Women’s Awareness Month is celebrated every year in March across the world in countries such as the United States, the United Kingdom and Australia. This month includes International Women’s Day on March 8th and several other events held by various organizations. This holiday can be traced back to 1911, when it was established to recognize the influence of women in various career fields. The main focus was on leadership and women who had been influential in society.

Various middle and elementary schools around the county have planned awareness month activities for students. Particularly, schools with primary/middle years program, such as Julius West Middle School, highlighted the contributions of women through trivia games, morning announcements, and contests.

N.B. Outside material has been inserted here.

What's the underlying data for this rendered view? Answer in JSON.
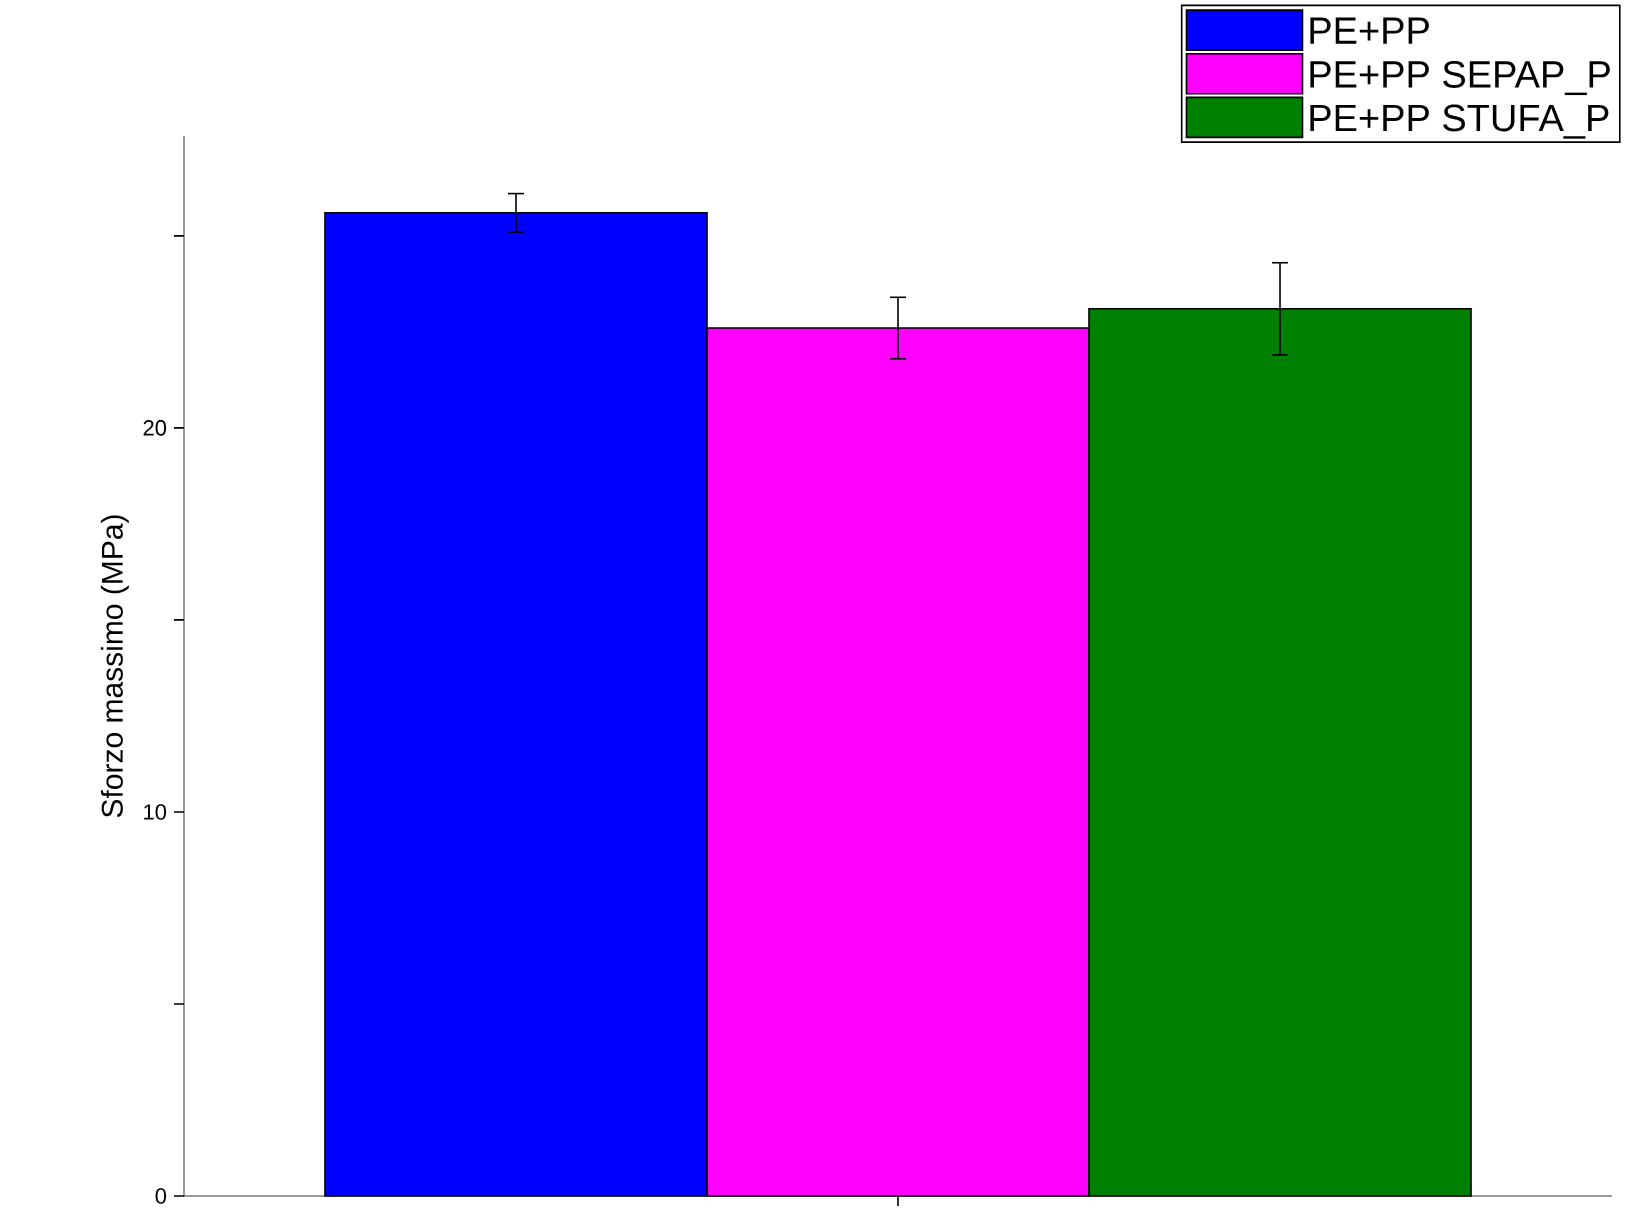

Trevor Campbell, a senior at Seneca Valley High School, agrees with the mission of the holiday. “A lot of men are remembered for their contributions, women should be remembered as well because they have also made just as many contributions.”

As time progressed, more leaders grew to recognize the pivotal contributions of women to societies. Couple with a three decade long feminist campaign, the US Congress officially declared March as Women’s Awareness Month in 1987.

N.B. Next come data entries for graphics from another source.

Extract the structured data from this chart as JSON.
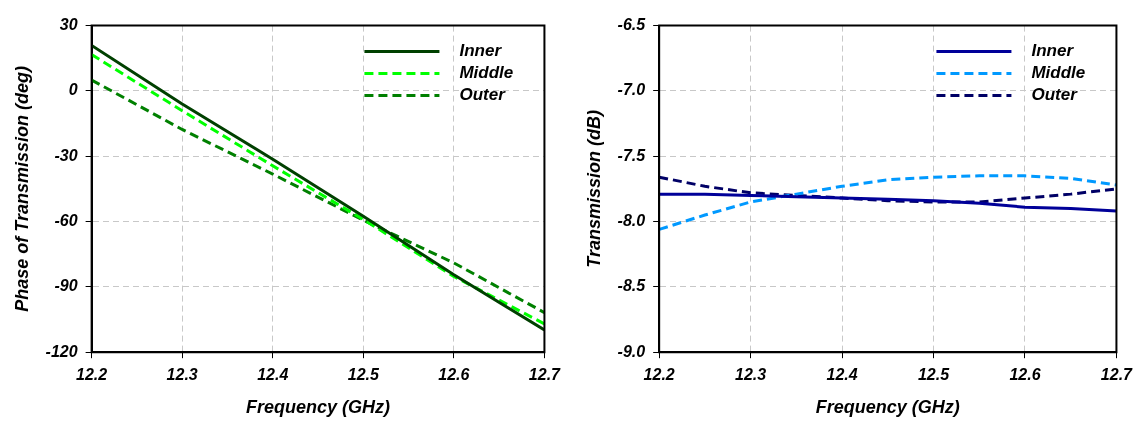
{
  "chart_data": [
    {
      "type": "line",
      "xlabel": "Frequency (GHz)",
      "ylabel": "Phase of Transmission (deg)",
      "x": [
        12.2,
        12.3,
        12.4,
        12.5,
        12.6,
        12.7
      ],
      "series": [
        {
          "name": "Inner",
          "color": "#004000",
          "line_style": "solid",
          "values": [
            20.9,
            -6,
            -31.4,
            -57.6,
            -84.4,
            -109.8
          ]
        },
        {
          "name": "Middle",
          "color": "#00ff00",
          "line_style": "dashed",
          "values": [
            16.7,
            -9.1,
            -34.4,
            -59,
            -85.2,
            -107
          ]
        },
        {
          "name": "Outer",
          "color": "#008000",
          "line_style": "dashed",
          "values": [
            5,
            -17.7,
            -38.2,
            -59.4,
            -79,
            -101.8
          ]
        }
      ],
      "xlim": [
        12.2,
        12.7
      ],
      "xticks": [
        12.2,
        12.3,
        12.4,
        12.5,
        12.6,
        12.7
      ],
      "ylim": [
        -120,
        30
      ],
      "yticks": [
        -120,
        -90,
        -60,
        -30,
        0,
        30
      ],
      "grid": true,
      "legend": "top right",
      "marker": "none"
    },
    {
      "type": "line",
      "xlabel": "Frequency (GHz)",
      "ylabel": "Transmission (dB)",
      "x": [
        12.2,
        12.25,
        12.3,
        12.35,
        12.4,
        12.45,
        12.5,
        12.55,
        12.6,
        12.65,
        12.7
      ],
      "series": [
        {
          "name": "Inner",
          "color": "#000099",
          "line_style": "solid",
          "values": [
            -7.79,
            -7.79,
            -7.8,
            -7.81,
            -7.82,
            -7.83,
            -7.84,
            -7.86,
            -7.89,
            -7.9,
            -7.92
          ]
        },
        {
          "name": "Middle",
          "color": "#0099ff",
          "line_style": "dashed",
          "values": [
            -8.06,
            -7.95,
            -7.85,
            -7.79,
            -7.73,
            -7.68,
            -7.66,
            -7.65,
            -7.65,
            -7.67,
            -7.72
          ]
        },
        {
          "name": "Outer",
          "color": "#000066",
          "line_style": "dashed",
          "values": [
            -7.66,
            -7.73,
            -7.78,
            -7.8,
            -7.82,
            -7.84,
            -7.85,
            -7.85,
            -7.82,
            -7.79,
            -7.75
          ]
        }
      ],
      "xlim": [
        12.2,
        12.7
      ],
      "xticks": [
        12.2,
        12.3,
        12.4,
        12.5,
        12.6,
        12.7
      ],
      "ylim": [
        -9,
        -6.5
      ],
      "yticks": [
        {
          "value": -9,
          "label": "-9.0"
        },
        -8.5,
        {
          "value": -8,
          "label": "-8.0"
        },
        -7.5,
        {
          "value": -7,
          "label": "-7.0"
        },
        -6.5
      ],
      "grid": true,
      "legend": "top right",
      "marker": "none"
    }
  ]
}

Nowadays, the month of March is a prime time to educate the public about women’s roles in our past and present. Nonetheless, debate still occurs as to whether it implies a perception of equality or stands as another sign that women are “victims of the past.” Prabhleen Aneja, a senior at Paint Branch High School, says that “one side of [her] says we need woman’s awareness month. On the other side, there should be a day where woman’s awareness month isn’t needed. We, as women, don’t want to always be treated as special. We don’t want more, but just as much as men.”

Nonetheless, Eryn Gerber, a junior at Seneca Valley High School, believes that this month is a chance to show that “[women] can actually do something of importance, which can motivate more young women to strive to achieve whatever their hearts desire.”

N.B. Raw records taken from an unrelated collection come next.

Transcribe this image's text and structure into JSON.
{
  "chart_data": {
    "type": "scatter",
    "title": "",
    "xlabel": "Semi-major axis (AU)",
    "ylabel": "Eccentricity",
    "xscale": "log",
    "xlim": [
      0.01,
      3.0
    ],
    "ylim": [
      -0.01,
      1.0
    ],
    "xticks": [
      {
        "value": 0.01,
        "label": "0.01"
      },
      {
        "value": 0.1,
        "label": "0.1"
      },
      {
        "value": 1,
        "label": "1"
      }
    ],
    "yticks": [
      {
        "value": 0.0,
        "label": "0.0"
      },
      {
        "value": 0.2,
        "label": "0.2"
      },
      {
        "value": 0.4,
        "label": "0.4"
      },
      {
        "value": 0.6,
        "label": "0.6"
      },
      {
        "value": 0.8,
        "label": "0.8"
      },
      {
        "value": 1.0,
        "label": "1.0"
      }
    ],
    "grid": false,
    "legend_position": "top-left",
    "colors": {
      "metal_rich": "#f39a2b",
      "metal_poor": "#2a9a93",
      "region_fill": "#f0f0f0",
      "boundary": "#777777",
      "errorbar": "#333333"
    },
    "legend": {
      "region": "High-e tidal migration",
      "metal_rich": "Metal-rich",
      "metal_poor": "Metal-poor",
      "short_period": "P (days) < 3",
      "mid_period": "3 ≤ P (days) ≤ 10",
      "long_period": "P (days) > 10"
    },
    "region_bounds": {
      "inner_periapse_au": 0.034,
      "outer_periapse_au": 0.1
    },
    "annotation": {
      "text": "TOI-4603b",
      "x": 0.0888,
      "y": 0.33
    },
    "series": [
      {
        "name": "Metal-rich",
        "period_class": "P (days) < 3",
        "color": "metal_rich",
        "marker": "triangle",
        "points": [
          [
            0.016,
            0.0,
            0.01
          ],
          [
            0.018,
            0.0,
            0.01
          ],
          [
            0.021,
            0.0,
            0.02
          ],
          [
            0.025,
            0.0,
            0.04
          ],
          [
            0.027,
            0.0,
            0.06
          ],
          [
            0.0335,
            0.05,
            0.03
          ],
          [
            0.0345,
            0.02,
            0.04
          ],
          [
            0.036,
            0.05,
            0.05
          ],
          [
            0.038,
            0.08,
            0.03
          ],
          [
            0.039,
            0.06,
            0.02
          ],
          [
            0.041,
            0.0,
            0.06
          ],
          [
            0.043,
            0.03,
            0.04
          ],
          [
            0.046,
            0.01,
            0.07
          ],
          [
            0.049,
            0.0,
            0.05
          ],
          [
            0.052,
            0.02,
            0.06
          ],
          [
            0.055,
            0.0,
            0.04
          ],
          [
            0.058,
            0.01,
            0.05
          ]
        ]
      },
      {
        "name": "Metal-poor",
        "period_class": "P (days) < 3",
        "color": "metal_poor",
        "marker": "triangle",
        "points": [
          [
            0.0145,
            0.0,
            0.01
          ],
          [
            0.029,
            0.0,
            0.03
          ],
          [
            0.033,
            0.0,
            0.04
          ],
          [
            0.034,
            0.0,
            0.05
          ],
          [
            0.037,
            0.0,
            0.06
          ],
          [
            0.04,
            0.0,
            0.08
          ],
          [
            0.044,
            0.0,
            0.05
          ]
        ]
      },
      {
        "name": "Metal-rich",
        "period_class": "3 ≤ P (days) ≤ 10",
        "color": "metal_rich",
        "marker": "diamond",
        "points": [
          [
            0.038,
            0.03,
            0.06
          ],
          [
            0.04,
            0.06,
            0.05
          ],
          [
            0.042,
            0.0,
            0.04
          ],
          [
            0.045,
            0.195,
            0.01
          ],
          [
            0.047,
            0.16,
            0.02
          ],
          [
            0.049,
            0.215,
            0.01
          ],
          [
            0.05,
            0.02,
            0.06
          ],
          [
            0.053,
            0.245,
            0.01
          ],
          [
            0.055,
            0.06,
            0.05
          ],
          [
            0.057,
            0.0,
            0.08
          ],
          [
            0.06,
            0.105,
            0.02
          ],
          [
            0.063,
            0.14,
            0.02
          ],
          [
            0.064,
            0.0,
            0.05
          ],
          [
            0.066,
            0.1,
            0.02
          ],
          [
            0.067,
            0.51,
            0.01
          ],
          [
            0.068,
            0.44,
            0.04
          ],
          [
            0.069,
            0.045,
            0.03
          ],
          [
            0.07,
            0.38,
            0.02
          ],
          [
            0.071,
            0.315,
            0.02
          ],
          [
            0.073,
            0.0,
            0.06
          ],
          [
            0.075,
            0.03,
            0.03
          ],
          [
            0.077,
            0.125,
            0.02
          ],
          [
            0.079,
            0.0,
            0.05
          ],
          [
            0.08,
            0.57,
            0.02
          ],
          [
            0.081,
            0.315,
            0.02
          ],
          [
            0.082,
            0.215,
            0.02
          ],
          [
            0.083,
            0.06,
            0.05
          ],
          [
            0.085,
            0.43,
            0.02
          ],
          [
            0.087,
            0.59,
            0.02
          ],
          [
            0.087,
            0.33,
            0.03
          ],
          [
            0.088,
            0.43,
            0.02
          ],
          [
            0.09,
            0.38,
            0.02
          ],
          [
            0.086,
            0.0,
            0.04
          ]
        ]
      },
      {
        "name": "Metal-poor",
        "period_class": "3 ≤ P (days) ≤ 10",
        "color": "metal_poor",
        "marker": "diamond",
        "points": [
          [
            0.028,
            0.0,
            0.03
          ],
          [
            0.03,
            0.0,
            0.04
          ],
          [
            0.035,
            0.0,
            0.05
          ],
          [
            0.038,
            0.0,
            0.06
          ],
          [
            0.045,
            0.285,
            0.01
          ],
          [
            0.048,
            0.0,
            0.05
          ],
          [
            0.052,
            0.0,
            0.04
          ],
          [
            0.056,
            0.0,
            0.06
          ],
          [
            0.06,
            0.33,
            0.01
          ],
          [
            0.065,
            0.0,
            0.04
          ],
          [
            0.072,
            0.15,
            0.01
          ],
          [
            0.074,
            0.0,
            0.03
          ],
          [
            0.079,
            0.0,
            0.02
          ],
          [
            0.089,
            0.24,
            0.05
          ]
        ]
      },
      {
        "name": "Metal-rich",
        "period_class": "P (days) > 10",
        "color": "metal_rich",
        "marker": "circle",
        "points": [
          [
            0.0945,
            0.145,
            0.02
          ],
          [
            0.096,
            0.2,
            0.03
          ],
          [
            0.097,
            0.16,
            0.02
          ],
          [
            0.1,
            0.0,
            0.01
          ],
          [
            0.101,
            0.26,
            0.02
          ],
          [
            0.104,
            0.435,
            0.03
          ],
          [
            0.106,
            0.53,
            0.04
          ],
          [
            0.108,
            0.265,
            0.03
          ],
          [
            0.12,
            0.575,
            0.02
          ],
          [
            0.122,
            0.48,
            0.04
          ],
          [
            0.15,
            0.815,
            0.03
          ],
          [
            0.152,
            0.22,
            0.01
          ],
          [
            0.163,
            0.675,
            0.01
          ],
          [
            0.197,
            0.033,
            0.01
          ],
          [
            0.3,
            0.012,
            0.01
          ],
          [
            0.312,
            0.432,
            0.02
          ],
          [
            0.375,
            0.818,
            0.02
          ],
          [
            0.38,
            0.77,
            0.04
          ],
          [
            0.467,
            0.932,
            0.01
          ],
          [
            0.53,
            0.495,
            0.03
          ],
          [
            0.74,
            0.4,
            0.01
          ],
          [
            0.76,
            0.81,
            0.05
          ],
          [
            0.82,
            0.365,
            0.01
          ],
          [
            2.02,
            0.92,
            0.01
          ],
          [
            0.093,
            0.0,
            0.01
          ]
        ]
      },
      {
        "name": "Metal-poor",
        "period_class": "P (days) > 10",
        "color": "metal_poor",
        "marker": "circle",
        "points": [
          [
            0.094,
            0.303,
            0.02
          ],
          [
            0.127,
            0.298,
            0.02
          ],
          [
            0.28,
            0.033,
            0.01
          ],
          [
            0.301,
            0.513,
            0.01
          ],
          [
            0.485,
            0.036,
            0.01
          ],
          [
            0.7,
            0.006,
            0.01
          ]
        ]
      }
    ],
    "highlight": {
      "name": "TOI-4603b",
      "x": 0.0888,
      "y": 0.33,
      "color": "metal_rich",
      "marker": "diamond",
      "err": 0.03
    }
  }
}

While certain names, such as Florence Nightingale, Jane Austen, and Marie Curie are familiar to almost every home, millions of unsung women have paved groundwork for the advent of our modern state and continual progress. The road for women to reach fulfill their dreams has oftentimes been flooded with obstacles. As accounted in Betty Friedan’s The Feminine Mystique is 1963, many cultures deem homes as the only suitable workplace for women. A worriless, serene life as the husband’s caregiver and the children’s caretaker epitomized the perception of ‘the other sex’ for many centuries. To struggle against stereotypes, as paralleled in Kate Chopin’s The Awakening (1911), often implicated disastrous outcomes. Nonetheless, in the modern era, women have found grounds in careers previously deemed as “sacrilegious,” such as science, politics, and business. The signs of yet another empowered generation of females are witnessed in MCPS.

“Every year we hold an invitational conference for seventh grade girls interested in STEM (science, technology, engineering, mathematics),” says a science teacher at Blair High School, “and it’s thrilling to me to see so many bright young girls coming here. When I was in high school, I was about the only girl in my physics class. Now, I’d say with confidence, that the ratio of boys to girls is 1 to 1.”